Jesus sagt: Ich bin das Licht der Welt. Wer mir nachfolgt, der irrt nicht in der Finsternis umher, sondern wird das Licht des Lebens haben. – Johannes 8:12

Denn Gott hat die Welt so sehr geliebt, dass er seinen einzigen Sohn hingab, damit jeder, der an ihn glaubt, nicht verloren geht, sondern das ewige Leben hat. Gott sandte seinen Sohn nicht in die Welt, um sie zu verurteilen (richten, verdammen), sondern um sie durch seinen Sohn zu retten. Wer an ihn glaubt, wird nicht verurteilt. Wer aber nicht an ihn glaubt, ist schon verurteilt, weil er nicht an den Namen des einzigen Sohnes Gottes geglaubt hat. Und so vollzieht sich das Gericht: Das Licht ist vom Himmel in die Welt gekommen, aber sie liebten die Dunkelheit mehr als das Licht, weil ihre Taten böse waren. Sie hassen das Licht, weil sie im Dunkeln Böses tun. Sie bleiben dem Licht fern, weil sie Angst haben, dass ihre Taten aufgedeckt werden. Wer sich aber nach der Wahrheit ausrichtet, tritt ans Licht und jeder kann sehen, dass er in Verantwortung vor Gott handelt.« – Johannes 3:16-21

Jesus sagte zu ihr (und dir): »Ich bin die Auferstehung und das Leben. Wer an mich glaubt, wird leben, auch wenn er stirbt. Ich versichere euch: Wenn jemand meinem Wort gehorcht, wird er niemals sterben!« – Johannes 11:25; 8:51

Jesus: »Ich bin der Weg, die Wahrheit und das Leben.

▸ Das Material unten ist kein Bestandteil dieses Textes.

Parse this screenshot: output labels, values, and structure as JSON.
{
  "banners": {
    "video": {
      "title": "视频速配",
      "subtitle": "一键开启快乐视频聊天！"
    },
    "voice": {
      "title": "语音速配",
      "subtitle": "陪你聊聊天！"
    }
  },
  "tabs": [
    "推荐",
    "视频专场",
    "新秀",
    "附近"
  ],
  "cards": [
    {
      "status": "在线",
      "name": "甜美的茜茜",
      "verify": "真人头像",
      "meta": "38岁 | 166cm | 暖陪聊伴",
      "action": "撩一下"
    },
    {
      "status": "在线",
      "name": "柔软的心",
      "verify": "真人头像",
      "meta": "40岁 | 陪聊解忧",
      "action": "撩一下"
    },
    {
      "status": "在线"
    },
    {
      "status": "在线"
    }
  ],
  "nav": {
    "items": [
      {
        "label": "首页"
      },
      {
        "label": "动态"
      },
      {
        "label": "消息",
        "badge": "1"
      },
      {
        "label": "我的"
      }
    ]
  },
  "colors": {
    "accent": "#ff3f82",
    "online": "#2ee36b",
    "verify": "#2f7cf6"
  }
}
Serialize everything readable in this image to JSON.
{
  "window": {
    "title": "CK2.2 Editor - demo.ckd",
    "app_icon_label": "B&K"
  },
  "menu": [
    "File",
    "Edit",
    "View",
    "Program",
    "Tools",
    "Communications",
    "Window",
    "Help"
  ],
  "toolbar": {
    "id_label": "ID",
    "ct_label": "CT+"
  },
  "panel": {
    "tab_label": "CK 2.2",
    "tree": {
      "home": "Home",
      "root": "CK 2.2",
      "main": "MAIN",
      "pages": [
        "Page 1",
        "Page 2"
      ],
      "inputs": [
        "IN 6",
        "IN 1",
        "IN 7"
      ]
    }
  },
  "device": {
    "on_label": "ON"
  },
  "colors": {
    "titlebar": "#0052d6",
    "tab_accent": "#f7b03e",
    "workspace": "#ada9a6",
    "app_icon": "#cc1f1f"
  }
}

Niemand kommt zum Vater außer durch mich. – Johannes 14:6

Wer zu mir kommt, den werde ich nicht zurückweisen oder hinausstoßen. – Johannes 6:37.

Denn so spricht der Hohe und Erhabene, der in der Ewigkeit wohnt, der, dessen Name der Heilige ist: »Ich wohne an der hohen, heiligen Stätte und bei denen, die einen zerschlagenen und demütigen Sinn haben, um die Gedemütigten neu zu beleben, und die zerschlagenen Herzen wieder aufleben zu lassen. – Prophet Jesaja 57:15

Von ferne her ist mir der Herr erschienen: Mit ewiger Liebe habe ich dich geliebt; darum habe ich dich zu mir gezogen aus lauter Gnade (Güte). – Prophet Jeremia 31:3

3 und doch ein Gott?

1.Mose und Johannes 1: Gott (auch Vater bezeichnet) – das Wort – der Geist Gottes=3 und doch ein Gott? Betrachte eine Pflanze. Den Wurzelstock kannst du nicht sehen, so wie du auch Gott nicht sehen kannst. Die Pflanze selbst ist wie Jesus, das Wort, das Mensch wurde. Der Pflanzensaft, der die Pflanze ernährt und am Leben erhält, ist wie Gottes Heiliger Geist, erfahrbar und sichtbar in dem was Er bewirkt. Drei und doch eine Pflanze. Aber ein Teil kann ohne das andere nicht auskommen, ist nicht komplett und perfekt ohne die anderen Teile, die es ein ganzes macht. So müssen wir den Dreieinigen Gott sehen.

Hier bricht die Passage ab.